Another of his finest knocks was the 148 against the Kangaroos in the 2003-04 at Adelaide – a series in which the hosts agreed that they did not know where to bowl to him! Another one of the gems- a 91 against the Kiwis in 2010 proved that VVS is no weaker player against other teams- again being the unsung hero when India were reduced to 15/5. We only consider Laxman’s batting but seldom do we notice that he has been one of the finest slip catchers – nailing 135 catches in tests.
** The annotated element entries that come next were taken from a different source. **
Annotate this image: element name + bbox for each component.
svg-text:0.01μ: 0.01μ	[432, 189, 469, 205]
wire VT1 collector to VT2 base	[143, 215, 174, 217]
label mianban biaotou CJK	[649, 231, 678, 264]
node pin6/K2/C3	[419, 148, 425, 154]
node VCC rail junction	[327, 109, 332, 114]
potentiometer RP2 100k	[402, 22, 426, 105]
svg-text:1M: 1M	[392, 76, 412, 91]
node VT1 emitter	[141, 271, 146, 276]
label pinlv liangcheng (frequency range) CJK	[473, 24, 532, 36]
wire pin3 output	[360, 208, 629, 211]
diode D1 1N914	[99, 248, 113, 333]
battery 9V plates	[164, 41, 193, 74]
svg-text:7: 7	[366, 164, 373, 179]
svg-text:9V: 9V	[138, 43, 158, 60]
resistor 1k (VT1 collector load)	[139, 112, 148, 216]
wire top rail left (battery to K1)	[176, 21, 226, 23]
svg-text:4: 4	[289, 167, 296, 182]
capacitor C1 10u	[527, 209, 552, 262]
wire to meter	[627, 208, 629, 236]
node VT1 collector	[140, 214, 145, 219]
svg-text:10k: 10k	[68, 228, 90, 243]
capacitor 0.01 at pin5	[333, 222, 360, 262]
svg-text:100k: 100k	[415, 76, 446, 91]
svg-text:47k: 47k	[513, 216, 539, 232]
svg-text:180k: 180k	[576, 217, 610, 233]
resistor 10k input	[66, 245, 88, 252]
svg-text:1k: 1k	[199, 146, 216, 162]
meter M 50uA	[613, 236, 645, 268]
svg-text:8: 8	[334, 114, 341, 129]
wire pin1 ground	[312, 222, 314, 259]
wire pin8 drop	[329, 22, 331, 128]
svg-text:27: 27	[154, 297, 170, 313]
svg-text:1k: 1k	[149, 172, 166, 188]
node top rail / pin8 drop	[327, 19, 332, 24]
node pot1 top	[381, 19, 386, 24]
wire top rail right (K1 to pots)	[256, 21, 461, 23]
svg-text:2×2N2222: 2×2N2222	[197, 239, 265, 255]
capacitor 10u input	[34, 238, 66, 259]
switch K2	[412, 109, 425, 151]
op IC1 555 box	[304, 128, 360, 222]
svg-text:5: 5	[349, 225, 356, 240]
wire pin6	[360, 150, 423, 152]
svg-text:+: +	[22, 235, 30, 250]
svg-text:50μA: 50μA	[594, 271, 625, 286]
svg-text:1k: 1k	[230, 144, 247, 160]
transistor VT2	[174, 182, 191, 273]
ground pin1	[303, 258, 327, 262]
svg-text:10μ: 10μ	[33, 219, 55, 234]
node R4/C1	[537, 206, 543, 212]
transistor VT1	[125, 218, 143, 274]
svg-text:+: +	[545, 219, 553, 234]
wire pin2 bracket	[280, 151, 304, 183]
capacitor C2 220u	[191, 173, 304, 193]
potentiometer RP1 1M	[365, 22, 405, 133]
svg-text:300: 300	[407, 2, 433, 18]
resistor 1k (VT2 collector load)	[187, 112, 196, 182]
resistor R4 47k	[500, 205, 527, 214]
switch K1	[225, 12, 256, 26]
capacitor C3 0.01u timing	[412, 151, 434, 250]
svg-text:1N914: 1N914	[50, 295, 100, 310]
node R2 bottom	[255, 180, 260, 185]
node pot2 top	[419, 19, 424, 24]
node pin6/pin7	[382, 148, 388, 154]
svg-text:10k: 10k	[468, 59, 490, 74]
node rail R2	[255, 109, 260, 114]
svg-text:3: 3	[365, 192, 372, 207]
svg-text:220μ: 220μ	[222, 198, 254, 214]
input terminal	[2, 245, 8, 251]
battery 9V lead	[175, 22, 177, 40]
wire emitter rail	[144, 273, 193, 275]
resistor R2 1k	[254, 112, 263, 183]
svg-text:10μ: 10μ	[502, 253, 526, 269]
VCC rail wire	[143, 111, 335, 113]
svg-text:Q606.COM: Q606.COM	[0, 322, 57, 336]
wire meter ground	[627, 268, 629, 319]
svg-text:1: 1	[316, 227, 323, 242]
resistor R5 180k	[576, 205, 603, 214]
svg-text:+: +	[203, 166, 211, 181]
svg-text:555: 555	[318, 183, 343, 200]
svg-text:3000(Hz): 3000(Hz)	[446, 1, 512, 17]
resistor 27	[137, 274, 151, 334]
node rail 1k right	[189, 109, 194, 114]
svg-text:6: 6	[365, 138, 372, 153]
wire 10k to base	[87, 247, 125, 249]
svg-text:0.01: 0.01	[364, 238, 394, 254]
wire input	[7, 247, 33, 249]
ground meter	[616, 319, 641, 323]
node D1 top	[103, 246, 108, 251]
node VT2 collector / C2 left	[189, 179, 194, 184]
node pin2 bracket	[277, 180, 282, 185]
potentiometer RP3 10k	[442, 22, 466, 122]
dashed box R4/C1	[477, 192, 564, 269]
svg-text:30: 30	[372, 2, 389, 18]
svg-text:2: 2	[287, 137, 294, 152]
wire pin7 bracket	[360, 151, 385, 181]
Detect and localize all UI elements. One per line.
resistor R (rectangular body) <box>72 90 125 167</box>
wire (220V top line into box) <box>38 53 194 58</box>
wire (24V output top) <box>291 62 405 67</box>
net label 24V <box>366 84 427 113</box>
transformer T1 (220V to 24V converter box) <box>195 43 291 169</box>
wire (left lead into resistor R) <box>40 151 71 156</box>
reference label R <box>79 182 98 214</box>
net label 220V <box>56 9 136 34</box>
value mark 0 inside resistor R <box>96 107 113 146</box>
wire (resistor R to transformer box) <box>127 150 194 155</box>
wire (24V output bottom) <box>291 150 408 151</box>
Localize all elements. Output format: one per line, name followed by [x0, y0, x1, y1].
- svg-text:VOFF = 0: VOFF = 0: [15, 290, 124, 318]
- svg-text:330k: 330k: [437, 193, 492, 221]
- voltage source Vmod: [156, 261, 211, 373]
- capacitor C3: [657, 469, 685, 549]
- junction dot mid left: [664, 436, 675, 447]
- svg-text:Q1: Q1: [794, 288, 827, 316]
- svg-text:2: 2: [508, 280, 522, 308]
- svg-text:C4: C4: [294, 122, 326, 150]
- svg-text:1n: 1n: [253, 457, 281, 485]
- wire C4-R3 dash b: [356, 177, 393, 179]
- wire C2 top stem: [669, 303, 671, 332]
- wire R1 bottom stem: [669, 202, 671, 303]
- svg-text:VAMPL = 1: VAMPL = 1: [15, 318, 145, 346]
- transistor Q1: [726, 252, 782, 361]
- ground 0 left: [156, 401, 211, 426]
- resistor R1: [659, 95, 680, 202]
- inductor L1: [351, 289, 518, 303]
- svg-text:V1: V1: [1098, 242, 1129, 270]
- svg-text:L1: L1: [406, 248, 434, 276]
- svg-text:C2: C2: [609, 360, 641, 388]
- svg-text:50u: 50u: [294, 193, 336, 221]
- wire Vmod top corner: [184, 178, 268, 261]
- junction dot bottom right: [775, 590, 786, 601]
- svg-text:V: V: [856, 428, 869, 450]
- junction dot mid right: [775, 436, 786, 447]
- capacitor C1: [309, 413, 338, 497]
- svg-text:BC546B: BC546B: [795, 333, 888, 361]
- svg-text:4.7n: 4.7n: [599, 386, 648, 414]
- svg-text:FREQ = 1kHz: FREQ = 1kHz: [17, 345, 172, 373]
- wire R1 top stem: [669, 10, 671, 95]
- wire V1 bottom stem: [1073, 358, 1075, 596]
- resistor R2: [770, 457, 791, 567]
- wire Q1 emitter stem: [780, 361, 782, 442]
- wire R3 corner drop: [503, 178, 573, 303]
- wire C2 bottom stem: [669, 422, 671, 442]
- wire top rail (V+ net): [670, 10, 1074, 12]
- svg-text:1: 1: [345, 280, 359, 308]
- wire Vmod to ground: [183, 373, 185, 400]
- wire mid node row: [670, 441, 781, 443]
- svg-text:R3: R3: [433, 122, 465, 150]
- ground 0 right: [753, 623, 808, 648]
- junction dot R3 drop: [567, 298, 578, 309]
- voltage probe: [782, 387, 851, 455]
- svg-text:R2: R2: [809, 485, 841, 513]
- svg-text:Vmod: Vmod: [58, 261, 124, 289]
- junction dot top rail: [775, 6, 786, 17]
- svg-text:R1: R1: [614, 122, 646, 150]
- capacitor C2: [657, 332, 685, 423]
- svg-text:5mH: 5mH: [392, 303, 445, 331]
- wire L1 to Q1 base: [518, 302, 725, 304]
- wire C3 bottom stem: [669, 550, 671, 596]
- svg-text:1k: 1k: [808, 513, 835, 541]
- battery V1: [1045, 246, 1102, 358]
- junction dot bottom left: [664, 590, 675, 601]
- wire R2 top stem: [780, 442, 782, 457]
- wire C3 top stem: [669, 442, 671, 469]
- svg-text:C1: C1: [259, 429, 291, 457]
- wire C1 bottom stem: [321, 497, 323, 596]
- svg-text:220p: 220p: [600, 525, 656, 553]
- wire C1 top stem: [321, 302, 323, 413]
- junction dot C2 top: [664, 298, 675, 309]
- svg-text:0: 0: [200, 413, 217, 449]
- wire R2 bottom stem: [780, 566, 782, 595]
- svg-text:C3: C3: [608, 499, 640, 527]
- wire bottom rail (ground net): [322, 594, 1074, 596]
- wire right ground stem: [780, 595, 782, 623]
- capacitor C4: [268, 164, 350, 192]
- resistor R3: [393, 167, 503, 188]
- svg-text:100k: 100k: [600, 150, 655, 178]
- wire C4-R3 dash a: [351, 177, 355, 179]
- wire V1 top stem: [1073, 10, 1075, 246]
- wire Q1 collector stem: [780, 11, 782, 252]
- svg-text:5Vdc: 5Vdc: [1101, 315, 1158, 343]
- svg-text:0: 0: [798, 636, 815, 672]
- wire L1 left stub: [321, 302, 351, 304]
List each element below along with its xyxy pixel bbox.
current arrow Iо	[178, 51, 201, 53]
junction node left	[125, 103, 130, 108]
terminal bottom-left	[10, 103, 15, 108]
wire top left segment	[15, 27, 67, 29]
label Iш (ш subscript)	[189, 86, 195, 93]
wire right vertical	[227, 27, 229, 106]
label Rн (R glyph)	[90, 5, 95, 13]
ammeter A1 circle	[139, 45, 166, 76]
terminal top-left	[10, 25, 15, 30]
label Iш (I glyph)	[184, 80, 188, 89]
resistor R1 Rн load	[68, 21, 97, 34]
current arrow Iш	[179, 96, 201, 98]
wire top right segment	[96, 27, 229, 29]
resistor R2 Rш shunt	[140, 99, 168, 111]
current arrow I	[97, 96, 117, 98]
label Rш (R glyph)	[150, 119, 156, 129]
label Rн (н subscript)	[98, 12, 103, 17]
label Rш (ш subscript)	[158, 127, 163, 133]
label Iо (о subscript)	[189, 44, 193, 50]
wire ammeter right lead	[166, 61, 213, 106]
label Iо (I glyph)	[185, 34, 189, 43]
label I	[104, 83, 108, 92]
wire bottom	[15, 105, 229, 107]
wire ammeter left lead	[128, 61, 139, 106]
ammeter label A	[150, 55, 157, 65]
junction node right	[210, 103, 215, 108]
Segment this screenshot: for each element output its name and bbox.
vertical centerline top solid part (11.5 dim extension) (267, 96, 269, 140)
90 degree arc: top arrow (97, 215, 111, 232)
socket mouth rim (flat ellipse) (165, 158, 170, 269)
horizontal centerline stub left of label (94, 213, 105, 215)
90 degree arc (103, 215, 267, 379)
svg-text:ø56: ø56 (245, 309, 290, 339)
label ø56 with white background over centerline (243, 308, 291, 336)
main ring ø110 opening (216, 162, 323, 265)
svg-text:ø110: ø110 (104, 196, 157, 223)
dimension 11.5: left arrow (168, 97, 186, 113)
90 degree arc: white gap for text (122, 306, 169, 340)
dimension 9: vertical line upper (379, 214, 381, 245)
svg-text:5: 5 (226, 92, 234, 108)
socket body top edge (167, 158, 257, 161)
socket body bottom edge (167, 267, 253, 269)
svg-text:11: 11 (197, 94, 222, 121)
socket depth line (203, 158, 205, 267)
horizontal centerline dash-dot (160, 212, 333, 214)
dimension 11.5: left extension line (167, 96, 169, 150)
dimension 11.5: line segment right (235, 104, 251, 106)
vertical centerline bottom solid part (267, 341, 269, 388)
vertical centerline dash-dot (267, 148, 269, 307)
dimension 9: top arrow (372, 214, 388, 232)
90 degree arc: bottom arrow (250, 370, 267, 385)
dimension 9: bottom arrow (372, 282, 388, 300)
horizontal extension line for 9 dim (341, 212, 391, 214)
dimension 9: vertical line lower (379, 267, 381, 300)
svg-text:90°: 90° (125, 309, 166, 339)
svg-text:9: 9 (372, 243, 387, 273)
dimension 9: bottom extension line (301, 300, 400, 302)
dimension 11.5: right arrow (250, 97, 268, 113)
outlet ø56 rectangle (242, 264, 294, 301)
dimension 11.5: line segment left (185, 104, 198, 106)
At his sublime best, in the words of cricket writer Sambit Bal, Laxman is a sight for the gods. Wristy and sinuous are the best words to describe his batting style, like his idol Azharuddin, and he possessed a rare gift of being able to play the same ball on both sides of the wicket. Laxman has never been an outstanding runner between the wickets, but that was replaced by his ability to be the saviour of Team India. With numerous frustrating twenties and thirties in the ODI’s, Laxman failed to properly cement his placed in the one day side. If asked what would it be that he regrets in his career, I am sure his top priority would have been to be part of the 2003 World Cup side. It’s sad to see a player of such value not having been a part of that squad.
After Laxman’s retirement, I don’t know if you agree with me or not, but the era of classical test batsmen is now finally over after the departure of Dravid, and the Hyderabadi batsman. But as the Bhagavad Geeta says -” The World was there before you arrived and will exist after your departure”, similarly test match cricket was there before he arrived and it will exist even now, after his departure. But there’s a difference! It will never remain the same.
Farewell VVS & Thankyou for the memories! You’ll be badly missed!